United States: Hospitals may be frequently misdiagnosing pneumonia ultimately leads to incorrect treatments which actually puts patients at risk of serious illness, a new study finds.
As reported by HealthDay, researchers and the health experts report that more than almost half the time, a pneumonia diagnosis changes after patients are admitted to the hospital.
This means that some patients who have been diagnosed with pneumonia may actually have a different illness, or pneumonia may have been missed entirely when they first arrived. Dr. Barbara Jones who is a pulmonary and critical care physician at the University of Utah Health, explained that pneumonia can be really very difficult to diagnose or treated because its symptoms often overlap with other conditions
Widespread Impact Across VA Medical Centers
The research has been analysed for at least 100 VA medical centres across the country and more than at least more than 10 % of the pneumonia hospitalizations involved a pneumonia diagnosis.
Pneumonia is an infection in one or both lungs that causes the air sacs to fill the fluid or pus, National institute on Health says it can be caused by bacterial viral or fungal infections.
Here the researchers found that a third of the patients who were ultimately diagnose with the pneumonia were not diagnosed with the conditions when they entered the hospital.

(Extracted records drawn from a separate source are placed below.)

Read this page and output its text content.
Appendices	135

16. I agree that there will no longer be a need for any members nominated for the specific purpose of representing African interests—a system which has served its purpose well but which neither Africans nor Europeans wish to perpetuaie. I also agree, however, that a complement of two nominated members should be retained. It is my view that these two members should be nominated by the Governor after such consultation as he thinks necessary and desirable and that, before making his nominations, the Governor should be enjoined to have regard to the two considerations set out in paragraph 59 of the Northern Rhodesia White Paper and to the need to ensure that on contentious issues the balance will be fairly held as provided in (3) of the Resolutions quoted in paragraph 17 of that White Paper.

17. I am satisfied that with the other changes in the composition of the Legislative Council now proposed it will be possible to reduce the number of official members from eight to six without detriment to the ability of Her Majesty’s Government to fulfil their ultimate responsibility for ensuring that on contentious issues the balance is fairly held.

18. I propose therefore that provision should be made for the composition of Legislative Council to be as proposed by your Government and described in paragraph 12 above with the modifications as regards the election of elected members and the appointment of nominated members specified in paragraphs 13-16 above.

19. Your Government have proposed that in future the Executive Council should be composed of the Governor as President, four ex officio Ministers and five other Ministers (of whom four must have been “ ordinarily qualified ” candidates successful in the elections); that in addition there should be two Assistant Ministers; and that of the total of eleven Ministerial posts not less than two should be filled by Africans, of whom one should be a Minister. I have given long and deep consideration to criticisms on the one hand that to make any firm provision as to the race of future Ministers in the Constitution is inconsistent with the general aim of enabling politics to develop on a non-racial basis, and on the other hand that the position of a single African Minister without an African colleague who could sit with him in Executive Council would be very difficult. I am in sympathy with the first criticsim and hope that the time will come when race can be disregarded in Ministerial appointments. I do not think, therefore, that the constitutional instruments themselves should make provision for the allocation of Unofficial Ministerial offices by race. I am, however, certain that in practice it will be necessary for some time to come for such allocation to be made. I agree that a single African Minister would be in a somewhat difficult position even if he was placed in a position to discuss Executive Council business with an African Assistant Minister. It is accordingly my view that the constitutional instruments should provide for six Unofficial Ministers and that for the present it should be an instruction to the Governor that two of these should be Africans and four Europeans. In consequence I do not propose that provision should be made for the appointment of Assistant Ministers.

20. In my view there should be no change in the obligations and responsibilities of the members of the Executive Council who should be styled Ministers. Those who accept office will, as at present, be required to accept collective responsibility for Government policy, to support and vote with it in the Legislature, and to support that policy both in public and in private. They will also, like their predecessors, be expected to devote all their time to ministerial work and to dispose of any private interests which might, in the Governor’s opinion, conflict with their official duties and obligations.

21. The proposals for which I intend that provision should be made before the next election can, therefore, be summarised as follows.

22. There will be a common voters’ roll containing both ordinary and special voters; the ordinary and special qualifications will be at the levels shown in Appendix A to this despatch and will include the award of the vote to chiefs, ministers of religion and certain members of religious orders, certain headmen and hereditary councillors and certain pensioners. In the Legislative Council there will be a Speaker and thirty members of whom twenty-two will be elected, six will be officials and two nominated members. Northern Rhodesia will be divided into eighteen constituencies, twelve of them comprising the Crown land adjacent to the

At the same specific time it’s almost nearly 40% of the people initially treated with pneumonia actually sick with something else and their diagnosis was revised during treatment.
Diagnosis Uncertainty and Patient Outcomes
The uncertainty was often evident in the doctors’ results show.
More than half the time 58 percent of the notes on the pneumonia diagnoses in the ER expressed uncertainty and likewise the notes on the diagnosis at the time of the discharge expressed uncertainty about the half the time 48%.
However, the people tended to receive more treatments with an initial diagnosis of the pneumonia that wound up being something else and researchers found however in general they didn’t do worse than the other patients.
But the patients with pneumonia missed from the start tended to have like very worse outcomes even if the condition was finally detected said the researchers.
“Both patients and clinicians need to pay attention to their recovery and question the diagnosis if they don’t get better with treatment,” Jones said in a university news release.